Under the law, all members of the House of Assembly (HOA) are required annually to declare their private businesses and relevant assets into the Register of Interests, which is a record kept of any private interests that could potentially conflict with a members’ public duties.
The government’s arguments about why there has been serial delinquency in making declarations were delivered on Monday (June 21) during submissions from Sir Geoffrey Cox, QC, who is representing them in the ongoing Commission of Inquiry (COI).
While stating that the former Registrar Victoreen Romney-Varlack was diligent in her attempts to chase after legislators for their negligent behaviour, Sir Geoffrey said she appears not to have been given the appropriate advice to enforce the Register of Interests Act (ROIA) and its provisions.
Sir Geoffrey said that the former Registrar was essentially “in breach” of her legal obligation of confidentiality, under Section 13 of the ROIA, when she gave information on the register to the former Governor. It was the former governor who reportedly requested that information but Sir Geoffrey said the governor’s request to the Registrar was illegitimate.
He suggested that the Registrar should have instead sought advice from the Attorney General on how to approach the issue of delinquent members and have it resolved.
He said if the Registrar had submitted a report of their delinquency as she should have, then it would have triggered the oversight committee — run by HOA members — to convene within a period of 21 days.
Had she been given that advice, he said, it would have been judicially enforced for the members to comply with their obligations.
Another claim put forward by Sir Geoffrey was that there appeared to be no preparatory programme in place to educate and train legislators on the importance of an ROIA, and to achieve the cultural change necessary for the Act to be successful.
He argued that the UK had a duty to offer practical and real support to the BVI, including the presence of Commonwealth parliamentary officials whom he felt would have been able to help rectify the flawed legislation.
He said this would have helped to bring about a mindset of compliance on the HOA and the understanding of its need.
“This [House of] Assembly, this territory, this jurisdiction deserved better from the United Kingdom … Of course they (the BVI) are in need of advice and expertise. They have excellent advocates and lawyers but these are matters which this jurisdiction is unfamiliar with. And we (the UK) have a responsibility. That Act (the ROIA) was stillborn,” Sir Geoffrey argued.
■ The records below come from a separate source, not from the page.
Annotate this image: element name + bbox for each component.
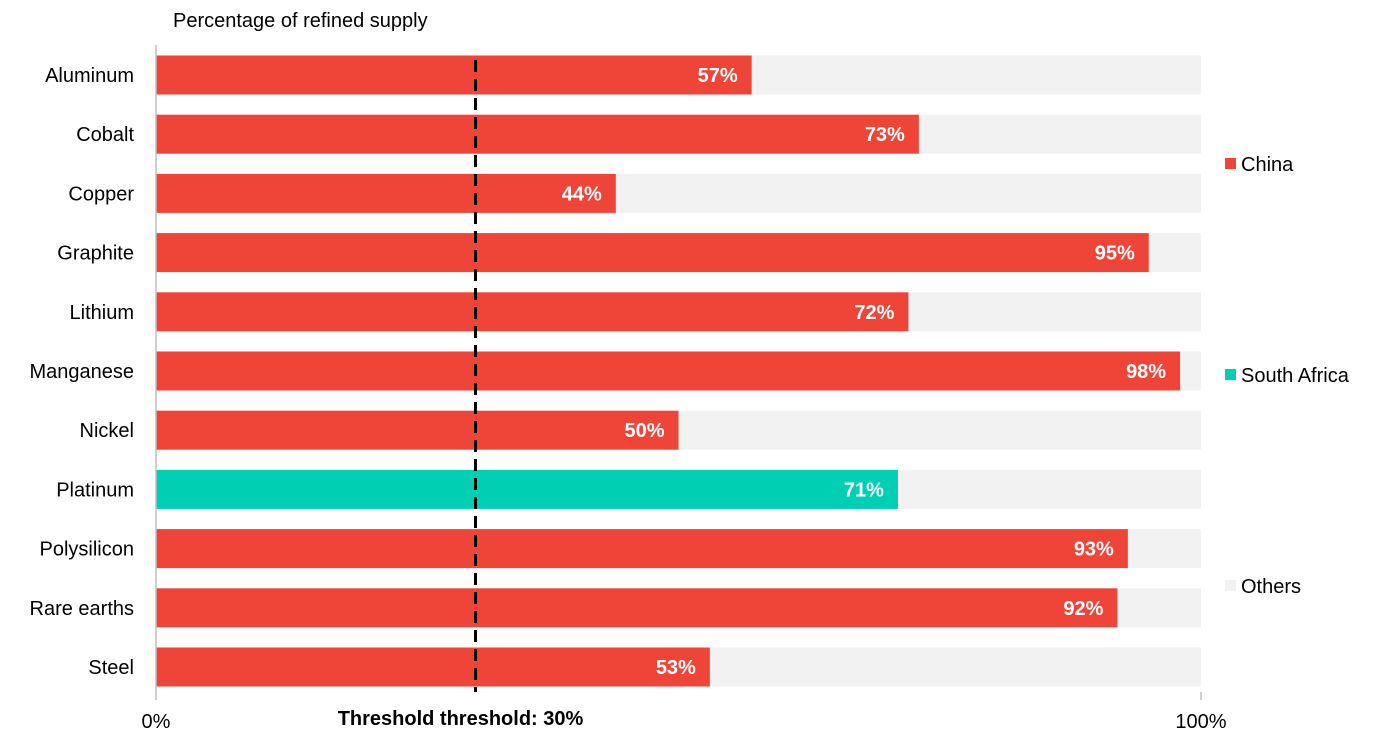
legend-label-china: China <box>1241 154 1294 176</box>
category-labels: Aluminum Cobalt Copper Graphite Lithium Manga… <box>29 65 134 679</box>
category-label: Copper <box>68 183 134 205</box>
category-label: Steel <box>88 657 134 679</box>
legend-swatch-others <box>1225 580 1236 591</box>
legend-label-south-africa: South Africa <box>1241 365 1350 387</box>
value-label: 98% <box>1126 361 1166 383</box>
value-label: 95% <box>1095 243 1135 265</box>
category-label: Aluminum <box>45 65 134 87</box>
bar-lithium <box>156 292 909 332</box>
value-label: 53% <box>656 657 696 679</box>
value-label: 92% <box>1063 598 1103 620</box>
value-label: 93% <box>1074 539 1114 561</box>
category-label: Nickel <box>80 420 134 442</box>
chart-subtitle: Percentage of refined supply <box>173 10 428 32</box>
bars-group <box>156 55 1201 687</box>
legend-swatch-south-africa <box>1225 369 1236 380</box>
threshold-label: Threshold threshold: 30% <box>338 708 584 730</box>
legend-label-others: Others <box>1241 576 1301 598</box>
bar-platinum <box>156 469 898 509</box>
category-label: Graphite <box>57 243 134 265</box>
legend-swatch-china <box>1225 158 1236 169</box>
category-label: Manganese <box>29 361 134 383</box>
bar-graphite <box>156 233 1149 273</box>
x-tick-label-100: 100% <box>1175 711 1226 733</box>
value-label: 50% <box>624 420 664 442</box>
legend: China South Africa Others <box>1225 154 1350 598</box>
bar-copper <box>156 173 616 213</box>
category-label: Lithium <box>70 302 134 324</box>
category-label: Rare earths <box>30 598 135 620</box>
value-label: 57% <box>698 65 738 87</box>
bar-polysilicon <box>156 529 1128 569</box>
value-label: 73% <box>865 124 905 146</box>
category-label: Cobalt <box>76 124 134 146</box>
value-label: 44% <box>562 183 602 205</box>
bar-steel <box>156 647 710 687</box>
category-label: Polysilicon <box>40 539 134 561</box>
category-label: Platinum <box>56 479 134 501</box>
bar-aluminum <box>156 55 752 95</box>
value-label: 71% <box>844 479 884 501</box>
value-label: 72% <box>854 302 894 324</box>
value-labels: 57% 73% 44% 95% 72% 98% 50% 71% 93% 92% 53% <box>562 65 1167 679</box>
bar-cobalt <box>156 114 919 154</box>
bar-nickel <box>156 410 679 450</box>
bar-rare-earths <box>156 588 1118 628</box>
x-tick-label-0: 0% <box>142 711 171 733</box>
bar-manganese <box>156 351 1181 391</box>
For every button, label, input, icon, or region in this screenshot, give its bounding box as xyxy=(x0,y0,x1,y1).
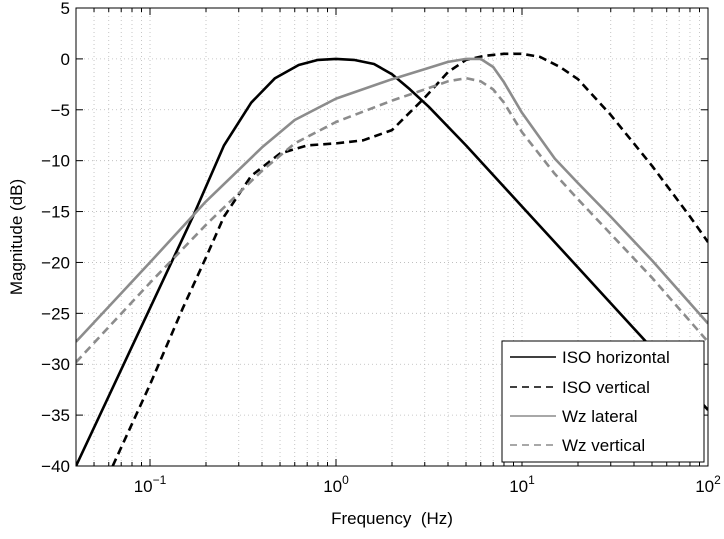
y-tick-label: −25 xyxy=(41,304,70,323)
x-tick-label: 102 xyxy=(695,473,721,496)
y-tick-label: −10 xyxy=(41,152,70,171)
series-line-iso-vertical xyxy=(111,52,708,466)
series-lines xyxy=(76,52,708,466)
legend-label-iso-vertical: ISO vertical xyxy=(562,378,650,397)
y-tick-label: −15 xyxy=(41,203,70,222)
series-line-wz-vertical xyxy=(76,76,708,364)
x-axis-label: Frequency (Hz) xyxy=(331,509,453,528)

According to Sir Geoffrey, the Register of Interests Act (ROIA) adopted a fundamentally flawed design to achieve its purpose, rendering the register – even if it were maintained perfectly and kept fully up to date – practically useless.
He argued that a register that was not a useful tool for democratic purposes, was not likely to be regarded as being a high priority; something he described as a matter of ‘human nature’.
Sir Geoffrey further said statutory obligations are ignored all over the world every day – from speed limits on the road to the submission of tax returns – even though this doesn’t excuse the behaviour.
Sir Geoffrey further pointed out that no member had even ever asked to see the register even though it could only be accessed through one of three methods — payment by an HOA member, a court order, or a criminal investigation. The Act was amended this year to allow for a COI to be given access to the register.
Since a register can only work or justify its existence if it were an effective democratic tool, and given the fact that the register was not kept up to date, Sir Geoffrey described the Act’s design as being “stillborn”.
“Somebody needs to be able to look at it and say, ‘but that person hasn’t declared [their interests]’,” he argued. “It needs to be able to be referred to by at least the members in debate if necessary.”
Sir Geoffrey also argued that the UK endured a two-decade struggle to perfect its own Register of Interests Act established in 1975.
“For 20 years, that [UK] register was treated with disrespect and disdain in successive parliaments,” said Sir Geoffrey who further stated that the UK legislature didn’t regulate their register till 1995.
“Now if it took 20 years, for the United Kingdom parliament, for the mother of parliaments, to recognise and internalise the need for transparent registration of interests – not because those inside it were dishonourable – but because they found it hard to acclimatise themselves to the new need for transparency and for reassuring the public as to the central principle,” Sir Geoffrey argued.
He surmised that it was unsurprising that it had taken the BVI 13 years to come to terms thus far with its own struggles, even without any form of training, induction or resources invested into the necessary culture change.
The attorney repeatedly made it clear that his arguments are not intended be an excuse for the HOA’s delinquency over the years.